Felina Ferina

O filme Nina é um trabalho precisamente rebuscado, de grande efeito estético e um exercício criativo. O longa nacional do pernambucano Heitor Dhalia tem livre inspiração em "Crime e Castigo" do escritor russo Dostoiévski - traça um diálogo e traz referências sutis, contextos e certas situações que remetem à obra. A trama foca em Nina (Guta Stresser), uma jovem gótica bissexual, rebelde e de grande sensibilidade ativa que busca meios de sobrevivência na metrópole desumana de São Paulo. Mas, só esbarra em dificuldades e adversidades tempestivas. Logo no início do filme, observa-se que ela tem grandes distúrbios psico-emocionais. Totalmente imatura, com ímpetos de impulsividade e anti-social. Sem muita perspectiva financeira e sem parentes próximos, vive com muito custo num apartamento cuja proprietária, Dona Eulália (Myriam Muniz), tem prazer em provocar desentendimentos e desmede cobranças constantemente. Com um mal-humor e acidez ranzinza, Eulália condiciona a vida da inquilina num inferno assustador. A senhoria tende a provocar, confiscar o dinheiro que a mãe envia a Nina e até viola a correspondência num ato contra à privacidade. Ela, por dificuldades tanto emocionais quanto financeiras, tende a viver no limite do condicionamento privativo e autoritarismo da velha decrépita. E os desentendimentos são constantes: Eulália tranca a geladeira a cadeado, impede que ela tenha acesso aos alimentos; age com ironias e rispidez e externa sua impaciência grosseira gratuita. Nina se depara com uma atmosfera de crueldade, insensatez e desconforto onde vive. E é na rua, fora do apartamento, onde vive em constante aflição, que ela tende a ser libertina: neo-gótica, universitária falida e artista fracassada, procura amigas prostitutas e traficantes; entre sexo com mulheres e homens, encontra na droga um consolo; sua válvula de escapa são boites frenéticas repletas de sexos promíscuos nos banheiros, beijos a três e amizades ocasionais. Ela precisa do sexo para se libertar?
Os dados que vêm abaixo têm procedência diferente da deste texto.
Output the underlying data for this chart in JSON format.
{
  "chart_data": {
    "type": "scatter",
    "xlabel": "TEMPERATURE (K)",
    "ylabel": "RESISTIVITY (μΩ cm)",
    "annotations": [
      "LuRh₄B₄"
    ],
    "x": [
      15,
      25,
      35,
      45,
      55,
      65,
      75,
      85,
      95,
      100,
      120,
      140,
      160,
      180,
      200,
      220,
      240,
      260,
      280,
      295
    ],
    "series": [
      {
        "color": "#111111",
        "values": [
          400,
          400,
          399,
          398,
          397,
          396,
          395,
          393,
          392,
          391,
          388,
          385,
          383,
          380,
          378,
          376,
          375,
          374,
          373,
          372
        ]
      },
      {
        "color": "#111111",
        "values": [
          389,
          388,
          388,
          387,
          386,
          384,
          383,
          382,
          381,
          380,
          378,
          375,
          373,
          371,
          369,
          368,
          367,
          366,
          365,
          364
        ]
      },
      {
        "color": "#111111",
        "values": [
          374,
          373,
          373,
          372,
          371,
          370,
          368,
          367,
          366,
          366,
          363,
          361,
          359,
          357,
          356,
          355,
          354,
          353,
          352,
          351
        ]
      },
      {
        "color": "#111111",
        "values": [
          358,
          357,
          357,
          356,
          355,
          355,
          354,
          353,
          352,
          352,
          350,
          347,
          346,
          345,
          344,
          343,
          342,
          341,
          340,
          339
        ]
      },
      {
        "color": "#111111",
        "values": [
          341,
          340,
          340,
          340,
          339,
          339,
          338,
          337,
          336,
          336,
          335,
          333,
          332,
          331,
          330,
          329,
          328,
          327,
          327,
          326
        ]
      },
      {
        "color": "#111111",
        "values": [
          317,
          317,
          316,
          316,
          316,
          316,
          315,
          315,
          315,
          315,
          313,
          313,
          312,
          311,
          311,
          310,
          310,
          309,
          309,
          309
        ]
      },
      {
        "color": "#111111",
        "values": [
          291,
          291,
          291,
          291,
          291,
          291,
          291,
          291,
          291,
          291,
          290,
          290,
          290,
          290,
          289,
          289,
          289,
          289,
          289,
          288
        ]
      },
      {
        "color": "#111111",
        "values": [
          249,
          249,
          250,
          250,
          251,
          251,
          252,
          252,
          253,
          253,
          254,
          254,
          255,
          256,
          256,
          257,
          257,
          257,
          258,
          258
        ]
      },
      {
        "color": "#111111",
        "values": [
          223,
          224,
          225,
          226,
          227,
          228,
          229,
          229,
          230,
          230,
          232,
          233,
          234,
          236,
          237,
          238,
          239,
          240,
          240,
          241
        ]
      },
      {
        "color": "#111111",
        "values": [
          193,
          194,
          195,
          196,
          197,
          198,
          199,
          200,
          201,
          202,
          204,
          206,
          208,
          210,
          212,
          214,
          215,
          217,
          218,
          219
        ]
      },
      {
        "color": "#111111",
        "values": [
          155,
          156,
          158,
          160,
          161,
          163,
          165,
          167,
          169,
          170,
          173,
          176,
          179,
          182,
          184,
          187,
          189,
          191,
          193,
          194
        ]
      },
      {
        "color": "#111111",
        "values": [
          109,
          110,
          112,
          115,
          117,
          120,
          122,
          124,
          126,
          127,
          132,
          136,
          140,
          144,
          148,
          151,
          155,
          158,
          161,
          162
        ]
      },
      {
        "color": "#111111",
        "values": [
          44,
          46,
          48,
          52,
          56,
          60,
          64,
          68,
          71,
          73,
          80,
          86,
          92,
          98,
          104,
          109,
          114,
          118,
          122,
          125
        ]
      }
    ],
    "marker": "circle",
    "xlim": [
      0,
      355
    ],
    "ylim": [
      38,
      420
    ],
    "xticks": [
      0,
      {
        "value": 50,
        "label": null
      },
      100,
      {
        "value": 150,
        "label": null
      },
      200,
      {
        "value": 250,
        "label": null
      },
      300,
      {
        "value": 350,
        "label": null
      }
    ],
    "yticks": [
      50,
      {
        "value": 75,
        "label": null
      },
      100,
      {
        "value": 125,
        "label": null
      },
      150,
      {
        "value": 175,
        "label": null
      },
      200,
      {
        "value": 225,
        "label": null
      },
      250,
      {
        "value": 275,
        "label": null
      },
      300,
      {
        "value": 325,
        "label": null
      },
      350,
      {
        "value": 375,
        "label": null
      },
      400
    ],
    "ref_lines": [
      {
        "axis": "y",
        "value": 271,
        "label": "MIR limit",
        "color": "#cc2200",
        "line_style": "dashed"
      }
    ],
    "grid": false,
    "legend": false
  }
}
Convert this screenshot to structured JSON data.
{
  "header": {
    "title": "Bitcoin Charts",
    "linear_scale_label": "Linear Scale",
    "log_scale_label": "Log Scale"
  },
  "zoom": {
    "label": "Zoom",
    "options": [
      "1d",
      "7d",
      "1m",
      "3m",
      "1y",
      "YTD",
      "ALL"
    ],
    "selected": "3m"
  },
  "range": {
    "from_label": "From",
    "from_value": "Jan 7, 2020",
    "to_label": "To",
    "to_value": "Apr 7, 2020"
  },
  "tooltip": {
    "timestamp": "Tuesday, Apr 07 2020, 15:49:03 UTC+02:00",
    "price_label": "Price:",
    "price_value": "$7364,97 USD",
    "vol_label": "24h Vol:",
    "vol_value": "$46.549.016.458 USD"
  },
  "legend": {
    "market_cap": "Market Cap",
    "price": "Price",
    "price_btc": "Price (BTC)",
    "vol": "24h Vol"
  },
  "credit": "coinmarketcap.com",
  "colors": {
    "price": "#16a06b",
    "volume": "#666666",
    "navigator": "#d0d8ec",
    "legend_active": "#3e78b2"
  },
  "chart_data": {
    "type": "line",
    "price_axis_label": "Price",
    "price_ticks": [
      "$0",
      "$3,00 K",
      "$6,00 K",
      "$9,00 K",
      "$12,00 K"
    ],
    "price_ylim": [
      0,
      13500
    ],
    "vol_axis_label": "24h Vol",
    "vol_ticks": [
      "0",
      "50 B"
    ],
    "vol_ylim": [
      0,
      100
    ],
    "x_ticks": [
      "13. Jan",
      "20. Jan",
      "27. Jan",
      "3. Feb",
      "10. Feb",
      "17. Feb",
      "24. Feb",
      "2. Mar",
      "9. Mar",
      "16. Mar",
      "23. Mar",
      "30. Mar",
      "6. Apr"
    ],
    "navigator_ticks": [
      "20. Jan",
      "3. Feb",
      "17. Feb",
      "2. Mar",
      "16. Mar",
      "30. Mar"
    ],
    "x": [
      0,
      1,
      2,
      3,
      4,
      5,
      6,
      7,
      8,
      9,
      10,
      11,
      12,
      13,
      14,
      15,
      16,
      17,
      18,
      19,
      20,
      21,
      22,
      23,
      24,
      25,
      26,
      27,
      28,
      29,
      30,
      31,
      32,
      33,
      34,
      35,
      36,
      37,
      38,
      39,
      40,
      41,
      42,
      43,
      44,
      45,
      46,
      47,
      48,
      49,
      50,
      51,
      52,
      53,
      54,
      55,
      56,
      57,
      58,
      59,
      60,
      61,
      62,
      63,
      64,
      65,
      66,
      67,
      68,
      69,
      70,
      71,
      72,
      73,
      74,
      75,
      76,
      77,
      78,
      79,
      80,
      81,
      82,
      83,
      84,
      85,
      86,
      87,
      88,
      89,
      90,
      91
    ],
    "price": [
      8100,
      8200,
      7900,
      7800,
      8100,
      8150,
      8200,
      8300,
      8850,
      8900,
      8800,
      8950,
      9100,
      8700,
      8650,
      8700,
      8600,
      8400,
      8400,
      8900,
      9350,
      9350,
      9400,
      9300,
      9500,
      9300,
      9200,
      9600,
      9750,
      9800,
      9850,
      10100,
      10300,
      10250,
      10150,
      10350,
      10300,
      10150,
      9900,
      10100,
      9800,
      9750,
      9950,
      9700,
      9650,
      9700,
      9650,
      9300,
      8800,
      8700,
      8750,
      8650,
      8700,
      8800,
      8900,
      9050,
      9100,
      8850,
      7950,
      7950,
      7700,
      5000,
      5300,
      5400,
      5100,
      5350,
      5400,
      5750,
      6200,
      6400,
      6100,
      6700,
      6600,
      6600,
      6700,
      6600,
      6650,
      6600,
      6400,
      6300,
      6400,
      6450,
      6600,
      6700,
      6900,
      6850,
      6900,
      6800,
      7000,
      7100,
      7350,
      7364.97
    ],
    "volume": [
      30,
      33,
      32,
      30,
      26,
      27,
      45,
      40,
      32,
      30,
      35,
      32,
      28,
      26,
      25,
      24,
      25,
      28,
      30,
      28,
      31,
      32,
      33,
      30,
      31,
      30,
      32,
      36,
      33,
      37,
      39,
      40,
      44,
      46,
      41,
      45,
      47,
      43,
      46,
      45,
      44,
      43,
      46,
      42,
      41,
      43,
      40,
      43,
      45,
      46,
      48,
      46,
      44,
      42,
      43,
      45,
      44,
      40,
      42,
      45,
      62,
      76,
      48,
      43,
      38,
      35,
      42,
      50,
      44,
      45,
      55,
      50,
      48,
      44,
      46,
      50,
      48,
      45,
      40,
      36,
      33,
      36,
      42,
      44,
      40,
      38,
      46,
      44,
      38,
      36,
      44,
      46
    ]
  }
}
Eis o universo underground vivenciado pela protagonista do filme: entre transas sexuais com estranhos, conversas existenciais com prostitutas e alimentando-se de lanches em bares de pé de escada. Sem dinheiro, tende a estar predestinada à incerteza: seria necessário prostituir-se para viver? E é neste quadro de sobrevivência que se compreende o caos: ela passa a demonstrar crises mentais, ao passo que desenvolve uma relação de ódio e sufoco com a inquilina. Sua insatisfação beira à ira compulsória, tanto que ela passa a ter desejo de cometer um assassinato para se livrar da tensão relacional com a senhora Eulália. Eis aí a proximidade com o universo de Dostoiévski: Nina é esquizofrênica, sofre de alucinações constantes e, aos poucos, não consegue mais atenuar seu descontrole psíquico - o que atira numa densa trajetória de problemas de relacionamento com as pessoas, num progresso de paranóia e crises inabaláveis de depressão. À beira do precipício da própria ausência da existência, ela mostra-se desequilibrada e é tragada pela sua loucura: passa a ter visões, acha que é perseguida e até acredita que matou Eulália num acesso de fúria. Será que houve, de fato, um crime? Ou seria apenas uma ilusão de sua consciência desequilibrada?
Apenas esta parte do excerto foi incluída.